A spokesperson for Phoenix Ancient Art has responded to the seizures of antiquities that took place last week (see Search Warrant listing the items). In a statement to Artnet News ("New York Antiques Dealer Phoenix Fine Art Raided on Suspicion of Selling Looted Artifacts", 11 January 2018) it was stated:
“We immediately notified the US private collection that consigned the works to us of the situation, and we do know that the works have a long museum exhibition history spanning from the Geneva Musée d’art et d’Histoire, 1978–1981, and at the Getty Museum, Los Angeles, 1984–1996.”The temporary display of recently surfaced antiquities in public museums is an interesting one. How are these documented? What about the display of the Ka Nefer Nefer mummy mask in Geneva? And was the (anonymous?) loan to the J. Paul Getty Museum by a dealer or a collector? This recalls the loan of fragments of the Berlin painter krater, a pot that was subsequently returned to Italy.
Should museums be accepting loans for antiquities that do not have documented and authenticated histories that stretch back to the period before 1970?

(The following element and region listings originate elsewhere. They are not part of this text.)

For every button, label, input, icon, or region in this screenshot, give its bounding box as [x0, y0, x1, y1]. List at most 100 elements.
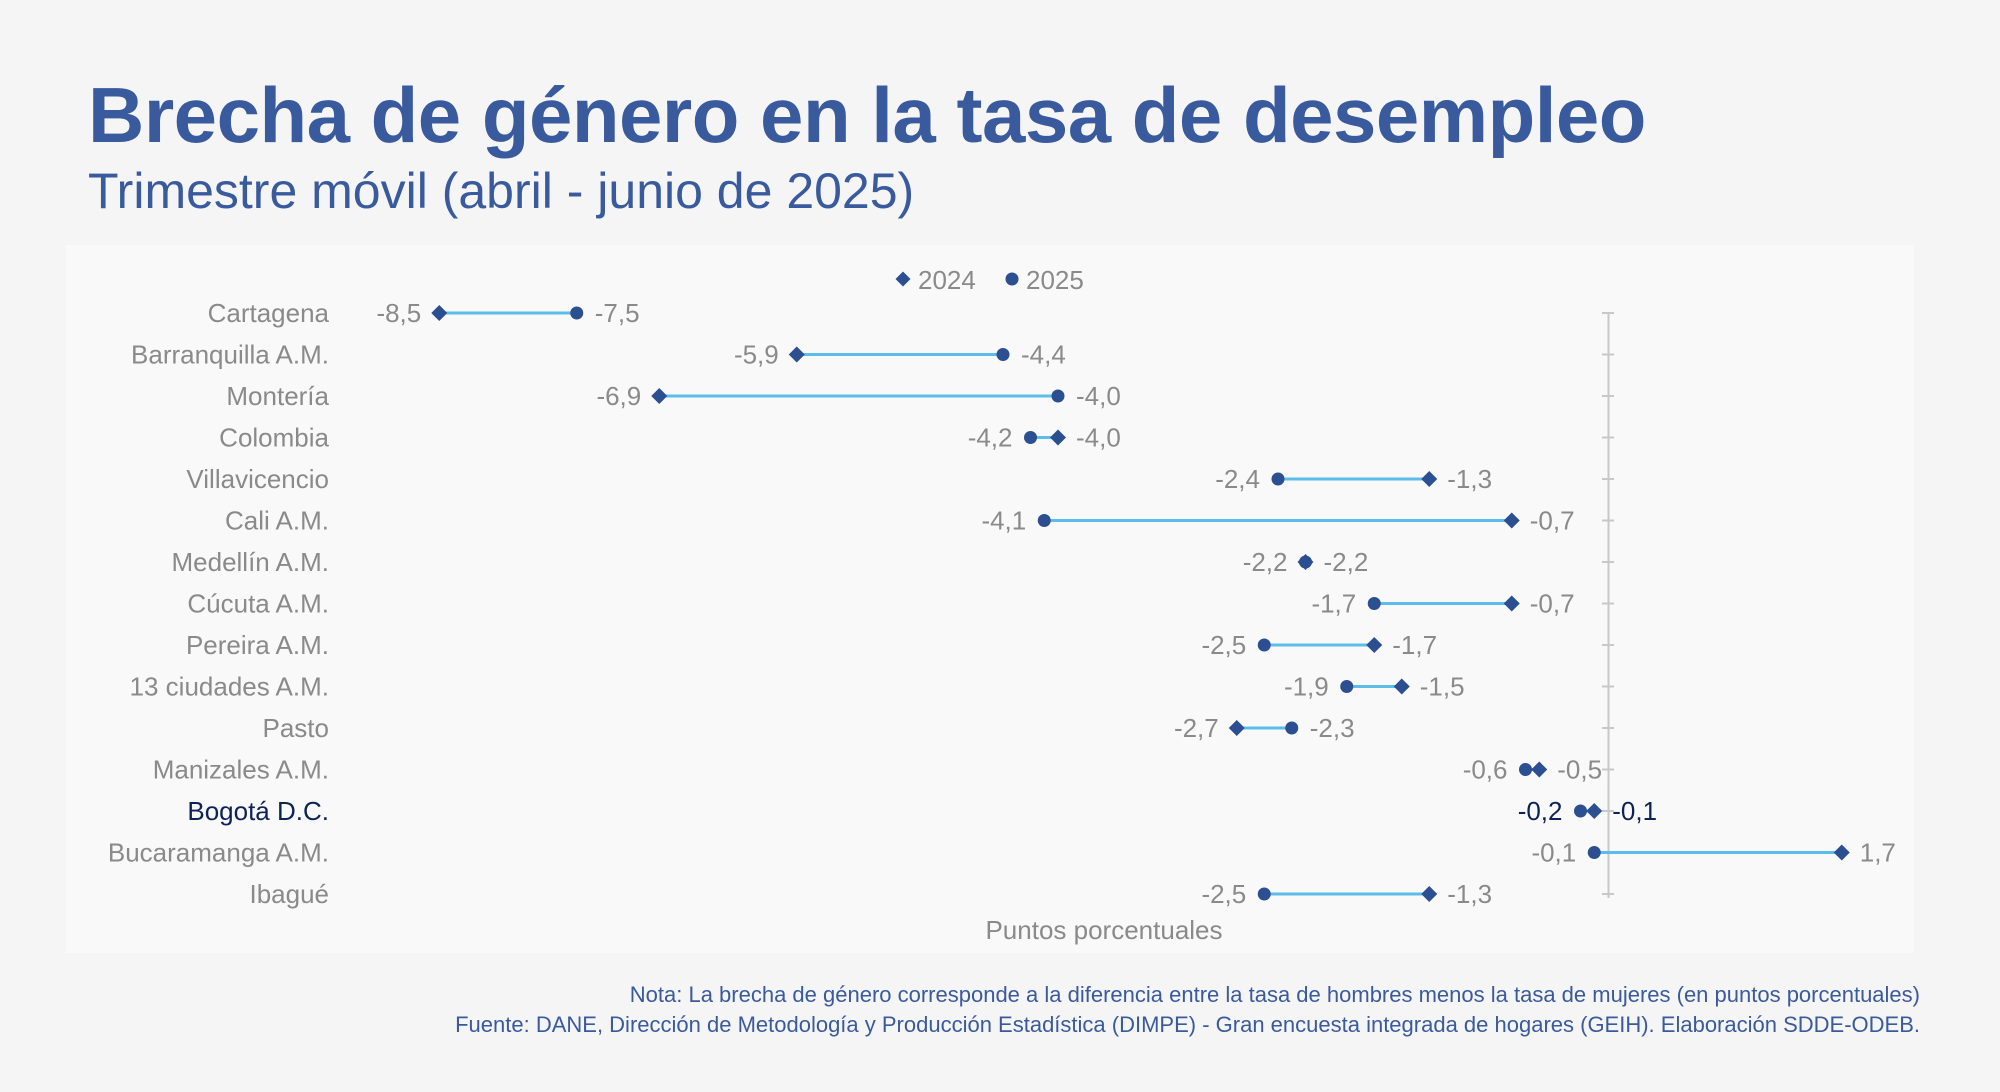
marker-2025 [1367, 597, 1381, 610]
row-bucaramanga-a-m: Bucaramanga A.M. -0,1 1,7 [108, 838, 1896, 868]
legend-label-2025: 2025 [1026, 265, 1084, 295]
marker-2024 [1586, 803, 1603, 819]
value-label-2024: -0,7 [1530, 506, 1575, 536]
value-label-2025: -2,3 [1310, 713, 1355, 743]
value-label-2025: -2,5 [1201, 630, 1246, 660]
page-subtitle: Trimestre móvil (abril - junio de 2025) [88, 163, 915, 219]
x-axis-label: Puntos porcentuales [985, 915, 1222, 945]
row-colombia: Colombia -4,2 -4,0 [219, 423, 1121, 453]
value-label-2024: -6,9 [596, 381, 641, 411]
value-label-2024: -5,9 [734, 340, 779, 370]
category-label: Ibagué [249, 879, 329, 909]
row-pasto: Pasto -2,7 -2,3 [263, 713, 1355, 743]
value-label-2025: -2,2 [1324, 547, 1369, 577]
chart-legend: 2024 2025 [895, 265, 1084, 295]
value-label-2025: -4,0 [1076, 381, 1121, 411]
category-label: Bucaramanga A.M. [108, 838, 329, 868]
footer-source: Fuente: DANE, Dirección de Metodología y… [455, 1012, 1920, 1037]
marker-2024 [1297, 554, 1314, 570]
marker-2025 [1519, 763, 1532, 776]
legend-marker-2024 [895, 271, 911, 287]
legend-label-2024: 2024 [918, 265, 976, 295]
category-label: Bogotá D.C. [187, 796, 329, 826]
category-label: Colombia [219, 423, 329, 453]
row-cucuta-a-m: Cúcuta A.M. -1,7 -0,7 [187, 589, 1574, 619]
value-label-2024: -2,2 [1243, 547, 1288, 577]
category-label: Pereira A.M. [186, 630, 329, 660]
dumbbell-chart: 2024 2025 Cartagena -8,5 -7,5 Barranquilla A… [108, 265, 1896, 945]
row-13-ciudades-a-m: 13 ciudades A.M. -1,9 -1,5 [130, 672, 1465, 702]
marker-2025 [1024, 431, 1037, 444]
category-label: Barranquilla A.M. [131, 340, 329, 370]
footer-notes: Nota: La brecha de género corresponde a … [455, 980, 1920, 1040]
marker-2024 [1228, 720, 1245, 736]
marker-2024 [1050, 429, 1066, 446]
marker-2024 [1366, 637, 1383, 653]
value-label-2025: -4,2 [968, 423, 1013, 453]
value-label-2024: -1,7 [1392, 630, 1437, 660]
value-label-2025: -2,4 [1215, 464, 1260, 494]
marker-2025 [570, 306, 584, 320]
marker-2025 [1340, 680, 1354, 693]
row-barranquilla-a-m: Barranquilla A.M. -5,9 -4,4 [131, 340, 1066, 370]
marker-2025 [1271, 472, 1285, 486]
value-label-2024: 1,7 [1860, 838, 1896, 868]
value-label-2025: -7,5 [595, 298, 640, 328]
legend-marker-2025 [1005, 272, 1019, 286]
category-label: Medellín A.M. [171, 547, 329, 577]
value-label-2024: -0,5 [1557, 755, 1602, 785]
marker-2024 [651, 388, 668, 404]
category-label: Cartagena [208, 298, 330, 328]
category-label: Manizales A.M. [153, 755, 329, 785]
marker-2025 [1257, 887, 1271, 901]
category-label: Pasto [263, 713, 330, 743]
value-label-2025: -4,1 [981, 506, 1026, 536]
value-label-2024: -8,5 [376, 298, 421, 328]
value-label-2025: -0,1 [1531, 838, 1576, 868]
row-villavicencio: Villavicencio -2,4 -1,3 [186, 464, 1492, 494]
row-ibague: Ibagué -2,5 -1,3 [249, 879, 1492, 909]
value-label-2025: -1,7 [1311, 589, 1356, 619]
row-cali-a-m: Cali A.M. -4,1 -0,7 [225, 506, 1575, 536]
chart-rows: Cartagena -8,5 -7,5 Barranquilla A.M. -5,9 -4… [108, 298, 1896, 909]
marker-2025 [1037, 514, 1051, 527]
marker-2024 [1503, 595, 1520, 612]
marker-2025 [1285, 721, 1299, 735]
footer-note: Nota: La brecha de género corresponde a … [629, 982, 1920, 1007]
marker-2025 [996, 348, 1010, 361]
row-manizales-a-m: Manizales A.M. -0,6 -0,5 [153, 755, 1602, 785]
marker-2024 [1833, 844, 1850, 861]
value-label-2024: -2,7 [1174, 713, 1219, 743]
row-cartagena: Cartagena -8,5 -7,5 [208, 298, 640, 328]
category-label: Cali A.M. [225, 506, 329, 536]
value-label-2024: -1,5 [1420, 672, 1465, 702]
marker-2024 [1503, 512, 1520, 529]
chart-panel: 2024 2025 Cartagena -8,5 -7,5 Barranquilla A… [66, 245, 1914, 953]
marker-2024 [788, 346, 805, 363]
marker-2024 [431, 305, 448, 321]
row-pereira-a-m: Pereira A.M. -2,5 -1,7 [186, 630, 1437, 660]
value-label-2024: -4,0 [1076, 423, 1121, 453]
value-label-2024: -0,1 [1612, 796, 1657, 826]
value-label-2025: -4,4 [1021, 340, 1066, 370]
value-label-2024: -1,3 [1447, 879, 1492, 909]
value-label-2025: -2,5 [1201, 879, 1246, 909]
category-label: Cúcuta A.M. [187, 589, 329, 619]
value-label-2024: -0,7 [1530, 589, 1575, 619]
row-monteria: Montería -6,9 -4,0 [226, 381, 1120, 411]
category-label: 13 ciudades A.M. [130, 672, 329, 702]
marker-2025 [1574, 804, 1587, 818]
value-label-2025: -0,2 [1518, 796, 1563, 826]
marker-2025 [1587, 846, 1601, 859]
marker-2024 [1421, 471, 1438, 487]
row-bogota-d-c: Bogotá D.C. -0,2 -0,1 [187, 796, 1657, 826]
row-medellin-a-m: Medellín A.M. -2,2 -2,2 [171, 547, 1368, 577]
marker-2024 [1421, 886, 1438, 902]
category-label: Montería [226, 381, 329, 411]
value-label-2025: -1,9 [1284, 672, 1329, 702]
value-label-2025: -0,6 [1463, 755, 1508, 785]
page-title: Brecha de género en la tasa de desempleo [88, 71, 1646, 159]
marker-2024 [1531, 761, 1548, 778]
marker-2025 [1257, 638, 1271, 652]
x-zero-axis [1602, 312, 1614, 898]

North American museums will be aware of The Association of Art Museum Directors Releases New Guidelines on Loans of Antiquities and Ancient Art (2006) that states "Potential long-term loans (i.e. loans not part of visiting exhibitions) with incomplete relevant provenance histories should be evaluated under criteria comparable to those for acquisitions". This should now be read against Revisions to the 2008 Guidelines on the Acquisition ofArchaeological Material and Ancient Art (2013), and specifically, "Member museums normally should not acquire a Work unless provenance research substantiates that the Work was outside its country of probable modern discovery before 1970 or was legally exported from its probable country of modern discovery after 1970".